RAG is also expensive in terms of the hardware required to deploy it at scale.

That’s because retrieved documents, whether they come from the Internet, an internal database, or elsewhere, must be stored in memory—at least temporarily—so that the model can reference them. Another expense is calculating the increased context a model must process before generating a response. For a technology already notorious for the amount of computing power and electricity it requires for even basic operations, this amounts to a serious consideration.

That does not mean that RAG cannot be improved. Wadden noted that many efforts are being made to train models to make better use of documents retrieved by the RAG.

Some of these efforts involve models that can “decide” when to make use of the documents, or models that can choose not to perform the retrieval at all if they deem it unnecessary. Others are focusing on ways to index massive data sets of documents more efficiently, and on improving search through better representations of documents – representations that go beyond keywords.

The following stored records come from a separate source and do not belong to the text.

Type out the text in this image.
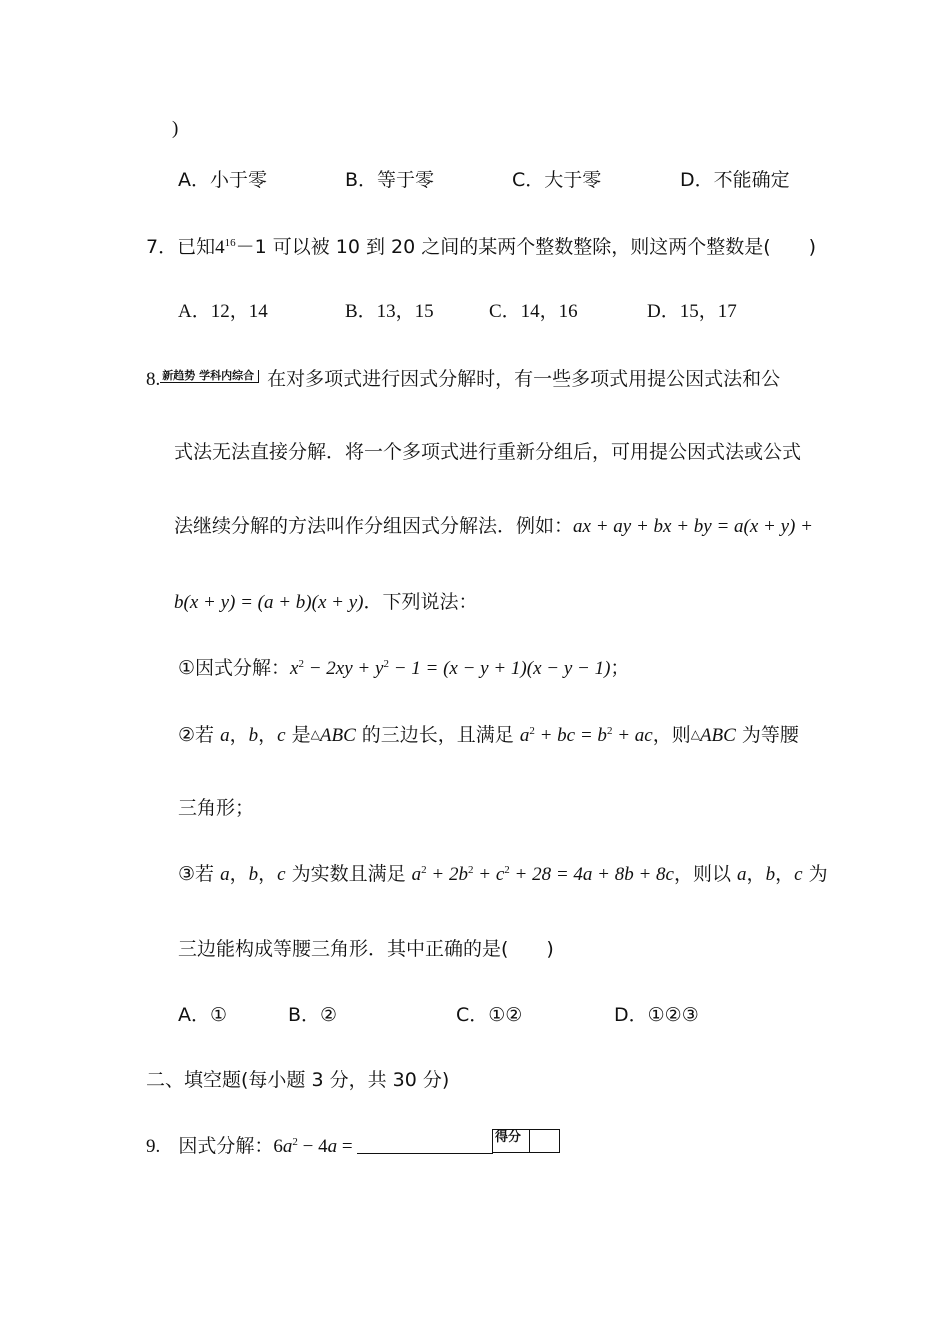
)
A．小于零	B．等于零	C．大于零	D．不能确定
7．已知$4^{16}-1$ 可以被 10 到 20 之间的某两个整数整除，则这两个整数是(　　)
A．12，14	B．13，15	C．14，16	D．15，17
8. 新趋势 学科内综合 在对多项式进行因式分解时，有一些多项式用提公因式法和公
式法无法直接分解．将一个多项式进行重新分组后，可用提公因式法或公式
法继续分解的方法叫作分组因式分解法．例如：ax + ay + bx + by = a(x + y) +
b(x + y) = (a + b)(x + y)．下列说法：
①因式分解：$x^2 - 2xy + y^2 - 1 = (x - y + 1)(x - y - 1)$；
②若 a，b，c 是△ABC 的三边长，且满足 $a^2$ + bc = $b^2$ + ac，则△ABC 为等腰
三角形；
③若 a，b，c 为实数且满足 $a^2 + 2b^2 + c^2 + 28 = 4a + 8b + 8c$，则以 a，b，c 为
三边能构成等腰三角形．其中正确的是(　　)
A．①	B．②	C．①②	D．①②③
二、填空题(每小题 3 分，共 30 分)
9. 因式分解：$6a^2 - 4a$ =	得分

“We’re pretty good at retrieving documents based on keywords, but not so good at retrieving documents based on more abstract concepts, such as a proof technique needed to solve a mathematical problem,” Wadden said . “Research is needed to develop document representations and search techniques that can identify relevant documents for more abstract generation tasks. I think this is mainly an open question at this point.”

So RAG can help reduce a model’s hallucinations, but it is not the answer to all of AI’s hallucinatory problems. Beware of sellers who try to claim otherwise.